Here why I think these three top ASX shares could provide strong returns for investors:
Bravura Solutions Ltd (ASX: BVS)
Bravura Solutions is a fintech company providing software and services to the wealth management and funds administration industries. The key product in its portfolio is the Sonata wealth management platform. Sonata allows users to connect and engage with their clients anytime, anywhere, through computers, tablets or smartphones. It is proving to be very popular with financial institutions due to the way it simplifies legacy client systems into one unified customer-centric solution. Also supporting its growth in the future will be the recent acquisitions of Midwinter and Finocomp.
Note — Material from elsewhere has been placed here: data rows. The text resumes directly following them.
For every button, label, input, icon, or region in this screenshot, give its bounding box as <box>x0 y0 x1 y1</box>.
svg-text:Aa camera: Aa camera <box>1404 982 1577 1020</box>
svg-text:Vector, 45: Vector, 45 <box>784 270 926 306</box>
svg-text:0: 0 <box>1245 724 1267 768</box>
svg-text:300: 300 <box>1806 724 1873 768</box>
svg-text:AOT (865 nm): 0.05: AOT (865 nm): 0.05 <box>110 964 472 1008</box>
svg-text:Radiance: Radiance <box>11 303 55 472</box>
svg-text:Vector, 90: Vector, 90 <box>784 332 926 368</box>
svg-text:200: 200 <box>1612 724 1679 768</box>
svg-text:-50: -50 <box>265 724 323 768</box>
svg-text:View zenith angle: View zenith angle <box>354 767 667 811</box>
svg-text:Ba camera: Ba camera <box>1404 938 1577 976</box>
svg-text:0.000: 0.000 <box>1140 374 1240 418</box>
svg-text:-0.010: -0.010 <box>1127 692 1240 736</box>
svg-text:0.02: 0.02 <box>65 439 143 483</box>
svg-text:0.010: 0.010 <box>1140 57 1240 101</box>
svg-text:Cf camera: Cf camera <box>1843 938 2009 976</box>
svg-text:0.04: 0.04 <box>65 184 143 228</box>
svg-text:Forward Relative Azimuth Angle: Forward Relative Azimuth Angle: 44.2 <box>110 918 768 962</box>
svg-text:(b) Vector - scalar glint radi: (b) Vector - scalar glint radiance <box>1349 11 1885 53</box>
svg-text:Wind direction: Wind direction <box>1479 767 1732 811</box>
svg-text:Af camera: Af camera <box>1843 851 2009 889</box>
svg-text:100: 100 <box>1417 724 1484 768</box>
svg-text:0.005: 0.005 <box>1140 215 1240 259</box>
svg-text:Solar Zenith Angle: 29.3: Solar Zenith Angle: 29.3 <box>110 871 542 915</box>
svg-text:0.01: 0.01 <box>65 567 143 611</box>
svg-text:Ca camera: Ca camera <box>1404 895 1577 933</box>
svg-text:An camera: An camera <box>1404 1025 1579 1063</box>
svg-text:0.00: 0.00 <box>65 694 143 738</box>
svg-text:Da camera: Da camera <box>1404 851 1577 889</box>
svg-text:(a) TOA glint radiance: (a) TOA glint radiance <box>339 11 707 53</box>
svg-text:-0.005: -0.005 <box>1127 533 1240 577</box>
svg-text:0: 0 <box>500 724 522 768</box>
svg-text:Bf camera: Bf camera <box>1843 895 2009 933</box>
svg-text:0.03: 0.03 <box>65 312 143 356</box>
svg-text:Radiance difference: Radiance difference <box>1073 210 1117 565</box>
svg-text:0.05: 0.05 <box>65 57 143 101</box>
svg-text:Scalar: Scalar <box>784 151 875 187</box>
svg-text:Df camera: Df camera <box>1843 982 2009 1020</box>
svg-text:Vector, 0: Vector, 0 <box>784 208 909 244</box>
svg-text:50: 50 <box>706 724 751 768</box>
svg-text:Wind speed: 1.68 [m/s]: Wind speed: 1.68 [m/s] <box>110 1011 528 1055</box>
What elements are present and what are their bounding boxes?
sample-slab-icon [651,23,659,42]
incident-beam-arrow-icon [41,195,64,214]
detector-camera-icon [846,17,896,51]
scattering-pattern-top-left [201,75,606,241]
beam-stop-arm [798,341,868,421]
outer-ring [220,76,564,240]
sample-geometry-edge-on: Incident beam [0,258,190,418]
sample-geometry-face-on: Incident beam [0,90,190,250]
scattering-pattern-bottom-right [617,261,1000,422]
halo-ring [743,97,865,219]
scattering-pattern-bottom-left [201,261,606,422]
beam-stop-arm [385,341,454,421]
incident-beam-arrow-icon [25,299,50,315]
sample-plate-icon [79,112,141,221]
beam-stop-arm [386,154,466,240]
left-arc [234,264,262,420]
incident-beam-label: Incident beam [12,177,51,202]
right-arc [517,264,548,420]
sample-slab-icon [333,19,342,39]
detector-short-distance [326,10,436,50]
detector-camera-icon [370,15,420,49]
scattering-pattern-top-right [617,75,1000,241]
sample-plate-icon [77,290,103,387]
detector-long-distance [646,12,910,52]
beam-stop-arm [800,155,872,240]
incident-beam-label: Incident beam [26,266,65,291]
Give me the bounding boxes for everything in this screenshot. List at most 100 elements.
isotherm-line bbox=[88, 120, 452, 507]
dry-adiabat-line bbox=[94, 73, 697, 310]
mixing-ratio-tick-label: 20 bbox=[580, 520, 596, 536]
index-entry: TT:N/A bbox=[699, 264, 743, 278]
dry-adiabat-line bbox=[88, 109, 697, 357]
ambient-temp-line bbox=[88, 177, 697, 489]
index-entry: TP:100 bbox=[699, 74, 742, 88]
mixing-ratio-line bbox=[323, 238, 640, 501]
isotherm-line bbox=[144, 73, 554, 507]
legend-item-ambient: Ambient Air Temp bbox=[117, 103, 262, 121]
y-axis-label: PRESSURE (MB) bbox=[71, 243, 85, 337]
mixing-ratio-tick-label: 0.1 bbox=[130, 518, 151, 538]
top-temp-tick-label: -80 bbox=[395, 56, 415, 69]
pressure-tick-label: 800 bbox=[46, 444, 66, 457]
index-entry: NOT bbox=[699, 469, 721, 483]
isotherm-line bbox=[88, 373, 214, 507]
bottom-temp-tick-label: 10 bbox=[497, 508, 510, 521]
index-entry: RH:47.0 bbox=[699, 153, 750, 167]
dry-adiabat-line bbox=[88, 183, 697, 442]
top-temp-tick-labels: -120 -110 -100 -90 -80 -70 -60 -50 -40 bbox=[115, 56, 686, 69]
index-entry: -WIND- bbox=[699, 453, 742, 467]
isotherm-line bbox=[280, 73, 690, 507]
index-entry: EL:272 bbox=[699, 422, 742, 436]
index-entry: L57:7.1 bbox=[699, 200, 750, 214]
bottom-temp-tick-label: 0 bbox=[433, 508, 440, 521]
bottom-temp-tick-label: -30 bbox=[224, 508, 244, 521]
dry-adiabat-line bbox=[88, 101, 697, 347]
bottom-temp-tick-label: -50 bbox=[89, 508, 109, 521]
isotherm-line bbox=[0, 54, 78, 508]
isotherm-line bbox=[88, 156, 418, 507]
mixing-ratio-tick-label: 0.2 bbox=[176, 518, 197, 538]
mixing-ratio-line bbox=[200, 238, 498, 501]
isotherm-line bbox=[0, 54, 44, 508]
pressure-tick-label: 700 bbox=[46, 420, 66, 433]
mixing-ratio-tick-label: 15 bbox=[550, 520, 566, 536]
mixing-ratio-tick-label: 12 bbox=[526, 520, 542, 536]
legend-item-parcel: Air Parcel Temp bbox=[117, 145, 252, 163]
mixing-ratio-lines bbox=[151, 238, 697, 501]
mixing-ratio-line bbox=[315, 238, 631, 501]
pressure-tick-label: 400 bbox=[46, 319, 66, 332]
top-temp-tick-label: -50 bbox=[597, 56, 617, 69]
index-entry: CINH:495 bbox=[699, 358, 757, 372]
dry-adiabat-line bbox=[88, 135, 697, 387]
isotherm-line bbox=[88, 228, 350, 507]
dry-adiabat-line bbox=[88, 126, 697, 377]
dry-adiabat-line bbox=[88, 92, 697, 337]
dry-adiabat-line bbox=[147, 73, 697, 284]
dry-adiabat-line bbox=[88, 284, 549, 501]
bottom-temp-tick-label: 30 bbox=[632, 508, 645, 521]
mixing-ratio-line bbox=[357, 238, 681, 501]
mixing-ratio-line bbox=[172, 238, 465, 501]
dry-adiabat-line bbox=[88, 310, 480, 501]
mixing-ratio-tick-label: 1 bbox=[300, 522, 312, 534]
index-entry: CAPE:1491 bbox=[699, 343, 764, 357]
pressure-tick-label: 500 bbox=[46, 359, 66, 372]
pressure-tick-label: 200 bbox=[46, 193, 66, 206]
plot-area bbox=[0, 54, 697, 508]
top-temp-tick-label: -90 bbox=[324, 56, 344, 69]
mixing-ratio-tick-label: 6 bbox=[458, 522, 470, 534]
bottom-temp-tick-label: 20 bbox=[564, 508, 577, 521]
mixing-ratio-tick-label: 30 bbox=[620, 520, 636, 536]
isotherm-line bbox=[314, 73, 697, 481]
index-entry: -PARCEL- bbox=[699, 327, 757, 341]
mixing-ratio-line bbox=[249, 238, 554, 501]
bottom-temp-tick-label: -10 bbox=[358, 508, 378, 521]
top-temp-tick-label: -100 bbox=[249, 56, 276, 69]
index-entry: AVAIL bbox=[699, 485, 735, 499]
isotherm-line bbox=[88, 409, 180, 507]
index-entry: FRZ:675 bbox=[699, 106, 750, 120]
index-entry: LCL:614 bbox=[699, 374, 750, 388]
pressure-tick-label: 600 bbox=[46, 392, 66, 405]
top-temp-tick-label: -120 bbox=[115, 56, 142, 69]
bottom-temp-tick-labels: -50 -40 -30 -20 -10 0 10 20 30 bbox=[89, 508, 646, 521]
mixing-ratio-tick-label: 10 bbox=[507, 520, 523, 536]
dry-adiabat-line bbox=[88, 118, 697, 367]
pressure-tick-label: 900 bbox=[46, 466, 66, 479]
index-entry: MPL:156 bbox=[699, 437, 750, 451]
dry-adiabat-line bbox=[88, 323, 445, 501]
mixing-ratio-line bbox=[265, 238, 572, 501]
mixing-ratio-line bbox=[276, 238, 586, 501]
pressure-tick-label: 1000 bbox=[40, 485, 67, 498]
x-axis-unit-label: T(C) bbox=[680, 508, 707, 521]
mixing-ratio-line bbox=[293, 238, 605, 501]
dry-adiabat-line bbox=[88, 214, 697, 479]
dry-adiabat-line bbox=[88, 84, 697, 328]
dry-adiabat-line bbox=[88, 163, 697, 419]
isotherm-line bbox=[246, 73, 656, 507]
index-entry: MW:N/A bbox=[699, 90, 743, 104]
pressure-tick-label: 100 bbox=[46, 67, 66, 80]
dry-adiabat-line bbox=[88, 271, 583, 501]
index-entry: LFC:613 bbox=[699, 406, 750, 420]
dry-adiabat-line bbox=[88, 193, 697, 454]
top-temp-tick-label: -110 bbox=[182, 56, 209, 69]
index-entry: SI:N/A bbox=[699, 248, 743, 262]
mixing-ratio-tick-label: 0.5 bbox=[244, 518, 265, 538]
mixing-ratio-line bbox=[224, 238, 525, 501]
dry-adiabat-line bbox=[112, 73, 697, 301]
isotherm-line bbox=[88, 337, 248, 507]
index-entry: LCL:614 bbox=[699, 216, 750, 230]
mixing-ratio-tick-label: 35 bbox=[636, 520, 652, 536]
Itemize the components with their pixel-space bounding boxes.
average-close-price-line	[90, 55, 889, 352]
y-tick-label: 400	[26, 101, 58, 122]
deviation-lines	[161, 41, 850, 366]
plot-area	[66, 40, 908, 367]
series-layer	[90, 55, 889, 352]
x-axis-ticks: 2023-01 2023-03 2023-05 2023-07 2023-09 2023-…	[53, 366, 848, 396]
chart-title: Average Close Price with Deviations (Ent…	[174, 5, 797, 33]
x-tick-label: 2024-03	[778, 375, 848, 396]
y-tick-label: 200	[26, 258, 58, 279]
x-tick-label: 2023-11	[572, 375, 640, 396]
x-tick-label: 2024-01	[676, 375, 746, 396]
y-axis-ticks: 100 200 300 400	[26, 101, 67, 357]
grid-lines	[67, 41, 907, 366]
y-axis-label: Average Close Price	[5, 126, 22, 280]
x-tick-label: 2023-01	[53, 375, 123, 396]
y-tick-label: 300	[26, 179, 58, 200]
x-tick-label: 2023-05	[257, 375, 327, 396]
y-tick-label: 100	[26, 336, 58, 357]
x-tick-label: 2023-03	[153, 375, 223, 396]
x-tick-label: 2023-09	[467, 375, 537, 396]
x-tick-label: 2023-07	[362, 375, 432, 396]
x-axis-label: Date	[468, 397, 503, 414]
These have strengthened its offering and opened the company up to new and lucrative markets.
Jumbo Interactive (ASX: JIN)
Another option for that $20,000 investment is Jumbo. It is an online lottery ticket seller and the operator of the Oz Lotteries website. Its shares have fallen heavily in recent months due to concerns over its slowing growth. However, this has been caused by an increased investment in the future growth of its software-as-a-service (SaaS) business. I think this selling has been overdone and created a buying opportunity for investors. Especially when you consider its massive market opportunity. Last year management noted that approximately 7% of the world's lottery tickets are sold online. This implies that 93% of a ~US$300 billion global market has yet to transition online. Jumbo is aiming to grow its ticket sales to $1 billion per annum by FY 2022, which is still only scratching at the surface of the overall market.
NEXTDC Ltd (ASX: NXT)
Another ASX share for investors to consider investing $20,000 into is NEXTDC. I think it is a great way to gain exposure to the rapidly growing cloud computing market. This is because NEXTDC's world class data centres have been experiencing a material increase in demand for capacity over the last few years. And with more infrastructure expected to shift over to the cloud in the next decade, it looks well-positioned to profit greatly.